Corrí sin saber adonde iba. Era una pesadilla de chabolas, fuego y manos que intentaban cogerme. Atravesé una choza en la que había una mujer escondida con dos niños llorando junto a su pecho. «¡Venid conmigo! —le dije—. ¡Por favor, tenemos que irnos!» Extendí las manos y me acerqué a ella, pero la mujer apartó a sus niños, blandiendo un destornillador afilado. Tenía ojos de loca, asustados. Oí ruidos detrás de mí… Avanzaban entre las chabolas, echándolas abajo a su paso. Cambié de idioma, por si acaso: «Por favor —le dije—, ¡tienes que correr!». Intenté cogerla, pero me atacó con el destornillador, así que me fui, porque no sabía qué más hacer. Todavía la recuerdo, cuando duermo o, en ocasiones, cuando cierro los ojos. A veces es mi madre, y los niños que lloran son mis hermanas.

Vi una luz fuerte delante, entre las grietas de las chabolas, y corrí todo lo que pude. Como estaba sin aliento no pude llamarlos. Atravesé la pared de una casa y, de repente, estaba en campo abierto. Los focos me cegaban y noté que algo me daba en el hombro. Creo que ya estaba inconsciente cuando llegué al suelo.

Recuperé el conocimiento en el Hospital Groote Schuur. Nunca antes había visto así el interior de una sala de recuperación, tan limpia y blanca. Creí que me había muerto, y seguro que las medicinas contribuían a la sensación. No había probado nunca ningún tipo de droga, ni siquiera el alcohol, porque no quería acabar como muchos habitantes de mi barrio, como mi padre. Toda la vida había luchado por permanecer limpio y, entonces…
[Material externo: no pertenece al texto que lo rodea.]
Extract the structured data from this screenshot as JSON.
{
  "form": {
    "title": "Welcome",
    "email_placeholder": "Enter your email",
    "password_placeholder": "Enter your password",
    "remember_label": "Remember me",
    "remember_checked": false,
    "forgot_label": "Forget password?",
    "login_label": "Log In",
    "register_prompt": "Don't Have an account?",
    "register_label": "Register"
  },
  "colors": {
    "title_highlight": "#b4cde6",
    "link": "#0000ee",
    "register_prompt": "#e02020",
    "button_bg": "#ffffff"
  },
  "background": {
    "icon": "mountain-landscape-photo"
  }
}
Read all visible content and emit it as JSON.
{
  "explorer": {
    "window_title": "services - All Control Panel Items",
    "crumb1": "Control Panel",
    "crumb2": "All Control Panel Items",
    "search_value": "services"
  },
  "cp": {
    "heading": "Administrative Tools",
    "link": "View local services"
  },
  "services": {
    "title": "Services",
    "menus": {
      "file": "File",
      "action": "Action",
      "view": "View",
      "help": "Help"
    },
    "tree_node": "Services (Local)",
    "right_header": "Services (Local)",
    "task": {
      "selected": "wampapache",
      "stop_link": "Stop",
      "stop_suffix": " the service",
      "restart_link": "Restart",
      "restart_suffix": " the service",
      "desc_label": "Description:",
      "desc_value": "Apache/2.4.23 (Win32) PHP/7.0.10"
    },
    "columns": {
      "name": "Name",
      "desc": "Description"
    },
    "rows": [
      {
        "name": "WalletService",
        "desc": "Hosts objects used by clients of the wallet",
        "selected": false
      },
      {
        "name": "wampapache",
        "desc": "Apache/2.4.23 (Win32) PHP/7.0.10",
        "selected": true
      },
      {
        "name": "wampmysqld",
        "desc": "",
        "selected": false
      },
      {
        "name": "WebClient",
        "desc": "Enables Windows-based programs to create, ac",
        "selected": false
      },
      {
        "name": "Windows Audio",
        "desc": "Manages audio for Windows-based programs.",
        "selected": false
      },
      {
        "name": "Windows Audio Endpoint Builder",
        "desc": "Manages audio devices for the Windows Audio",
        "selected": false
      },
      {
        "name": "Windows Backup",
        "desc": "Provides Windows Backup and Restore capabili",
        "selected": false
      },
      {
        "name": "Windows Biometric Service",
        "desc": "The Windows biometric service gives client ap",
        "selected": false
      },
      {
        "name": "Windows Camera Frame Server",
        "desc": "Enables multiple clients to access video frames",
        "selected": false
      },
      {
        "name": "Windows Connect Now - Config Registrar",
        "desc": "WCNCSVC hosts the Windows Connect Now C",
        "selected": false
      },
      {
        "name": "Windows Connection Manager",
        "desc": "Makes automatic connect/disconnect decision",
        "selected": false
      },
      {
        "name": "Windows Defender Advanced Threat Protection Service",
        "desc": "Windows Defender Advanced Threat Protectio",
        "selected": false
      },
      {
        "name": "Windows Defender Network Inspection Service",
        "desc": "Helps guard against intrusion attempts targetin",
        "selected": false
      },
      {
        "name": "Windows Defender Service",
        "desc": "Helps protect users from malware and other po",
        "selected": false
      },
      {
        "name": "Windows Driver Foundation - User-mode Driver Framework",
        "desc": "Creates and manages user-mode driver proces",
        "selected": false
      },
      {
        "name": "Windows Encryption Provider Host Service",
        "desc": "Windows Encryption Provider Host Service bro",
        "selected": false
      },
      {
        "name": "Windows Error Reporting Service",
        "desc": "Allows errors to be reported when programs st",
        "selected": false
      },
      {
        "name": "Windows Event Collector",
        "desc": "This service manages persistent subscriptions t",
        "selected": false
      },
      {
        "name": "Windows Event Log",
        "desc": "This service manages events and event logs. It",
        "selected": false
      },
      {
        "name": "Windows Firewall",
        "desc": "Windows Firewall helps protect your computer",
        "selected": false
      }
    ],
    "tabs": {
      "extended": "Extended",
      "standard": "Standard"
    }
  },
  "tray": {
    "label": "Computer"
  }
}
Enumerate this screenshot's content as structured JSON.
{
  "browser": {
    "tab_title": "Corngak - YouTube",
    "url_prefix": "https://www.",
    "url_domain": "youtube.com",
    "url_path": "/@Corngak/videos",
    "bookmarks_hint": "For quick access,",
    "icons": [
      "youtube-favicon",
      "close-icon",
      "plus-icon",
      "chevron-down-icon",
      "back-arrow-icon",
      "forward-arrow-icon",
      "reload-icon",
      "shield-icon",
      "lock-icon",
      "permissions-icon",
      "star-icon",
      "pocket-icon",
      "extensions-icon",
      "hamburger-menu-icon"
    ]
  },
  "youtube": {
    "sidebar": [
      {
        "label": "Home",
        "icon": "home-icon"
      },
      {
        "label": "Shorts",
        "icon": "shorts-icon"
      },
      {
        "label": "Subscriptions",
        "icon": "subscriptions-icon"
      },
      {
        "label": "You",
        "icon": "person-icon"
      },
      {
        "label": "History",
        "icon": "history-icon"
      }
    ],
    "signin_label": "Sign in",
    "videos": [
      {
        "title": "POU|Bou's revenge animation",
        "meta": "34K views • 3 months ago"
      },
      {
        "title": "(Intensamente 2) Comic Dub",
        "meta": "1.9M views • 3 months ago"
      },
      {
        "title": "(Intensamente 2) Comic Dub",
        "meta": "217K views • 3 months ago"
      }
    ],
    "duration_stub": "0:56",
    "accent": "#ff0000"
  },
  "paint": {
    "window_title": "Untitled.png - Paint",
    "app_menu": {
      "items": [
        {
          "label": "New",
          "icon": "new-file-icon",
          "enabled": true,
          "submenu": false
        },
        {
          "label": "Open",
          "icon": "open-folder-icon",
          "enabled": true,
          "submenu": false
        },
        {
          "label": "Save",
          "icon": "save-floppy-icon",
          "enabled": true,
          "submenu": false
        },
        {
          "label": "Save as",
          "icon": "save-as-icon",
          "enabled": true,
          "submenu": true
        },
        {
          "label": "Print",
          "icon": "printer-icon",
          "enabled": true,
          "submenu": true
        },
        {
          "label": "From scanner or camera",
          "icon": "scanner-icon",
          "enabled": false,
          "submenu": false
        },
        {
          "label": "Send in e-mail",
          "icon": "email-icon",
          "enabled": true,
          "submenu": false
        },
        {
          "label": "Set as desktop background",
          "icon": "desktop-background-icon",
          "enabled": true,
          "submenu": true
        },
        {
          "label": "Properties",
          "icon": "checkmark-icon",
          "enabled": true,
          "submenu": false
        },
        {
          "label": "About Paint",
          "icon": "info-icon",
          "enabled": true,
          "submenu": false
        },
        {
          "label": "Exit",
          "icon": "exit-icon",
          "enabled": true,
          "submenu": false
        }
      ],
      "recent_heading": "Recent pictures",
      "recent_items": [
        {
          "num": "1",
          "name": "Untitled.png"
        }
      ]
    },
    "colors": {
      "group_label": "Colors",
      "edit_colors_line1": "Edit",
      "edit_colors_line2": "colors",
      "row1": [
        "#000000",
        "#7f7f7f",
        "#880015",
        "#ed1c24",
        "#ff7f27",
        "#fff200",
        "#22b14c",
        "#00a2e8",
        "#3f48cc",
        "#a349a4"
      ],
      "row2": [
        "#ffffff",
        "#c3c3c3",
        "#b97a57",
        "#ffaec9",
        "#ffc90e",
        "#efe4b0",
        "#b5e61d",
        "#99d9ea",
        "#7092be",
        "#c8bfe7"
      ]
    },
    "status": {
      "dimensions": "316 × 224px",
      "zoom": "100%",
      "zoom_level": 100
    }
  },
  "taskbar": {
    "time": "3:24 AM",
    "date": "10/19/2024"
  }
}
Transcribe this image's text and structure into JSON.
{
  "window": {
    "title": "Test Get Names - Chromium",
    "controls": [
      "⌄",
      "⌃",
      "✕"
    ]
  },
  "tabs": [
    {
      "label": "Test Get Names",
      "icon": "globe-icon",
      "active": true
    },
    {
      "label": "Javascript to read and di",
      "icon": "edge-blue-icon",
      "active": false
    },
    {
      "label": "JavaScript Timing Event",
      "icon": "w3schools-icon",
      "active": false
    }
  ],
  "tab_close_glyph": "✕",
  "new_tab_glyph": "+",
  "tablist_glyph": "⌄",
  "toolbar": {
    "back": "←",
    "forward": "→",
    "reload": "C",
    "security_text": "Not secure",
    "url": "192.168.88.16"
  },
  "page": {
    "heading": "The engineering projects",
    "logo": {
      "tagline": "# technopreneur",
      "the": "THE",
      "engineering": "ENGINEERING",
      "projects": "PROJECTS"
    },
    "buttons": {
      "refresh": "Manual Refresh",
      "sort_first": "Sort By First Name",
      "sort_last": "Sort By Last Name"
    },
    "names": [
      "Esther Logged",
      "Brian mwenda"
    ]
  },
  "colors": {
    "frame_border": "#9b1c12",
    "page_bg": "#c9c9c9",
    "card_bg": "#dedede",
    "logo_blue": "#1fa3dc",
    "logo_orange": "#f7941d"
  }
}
La morfina, o lo que fuera que me metían en las venas, era deliciosa. No me importaba nada, ni siquiera me inmuté cuando me dijeron que la policía me había disparado en el hombro. Vi al hombre que había en la cama de al lado y cómo se lo llevaban a toda prisa en cuanto se le paró la respiración. Ni siquiera me importó cuando los oí hablar del brote de «rabia».

¿Quién hablaba de eso?

No lo sé. Como he dicho, estaba completamente colgado. Sólo recuerdo voces en el pasillo al que daba mi sala, voces fuertes que discutían. «¡Eso no era rabia! —gritaba una—. ¡La rabia no le hace eso a la gente! —Después algo más. y—: ¡Bueno, qué coño sugieres, tenemos a quince aquí mismo! ¡Quién sabe cuántos más hay ahí afuera!» Es gracioso, repaso la conversación una y otra vez en mi cabeza, lo que tendría que haber pensado, sentido y hecho. Pasó mucho tiempo hasta que volví a estar sobrio, hasta que me desperté y me encontré con la pesadilla.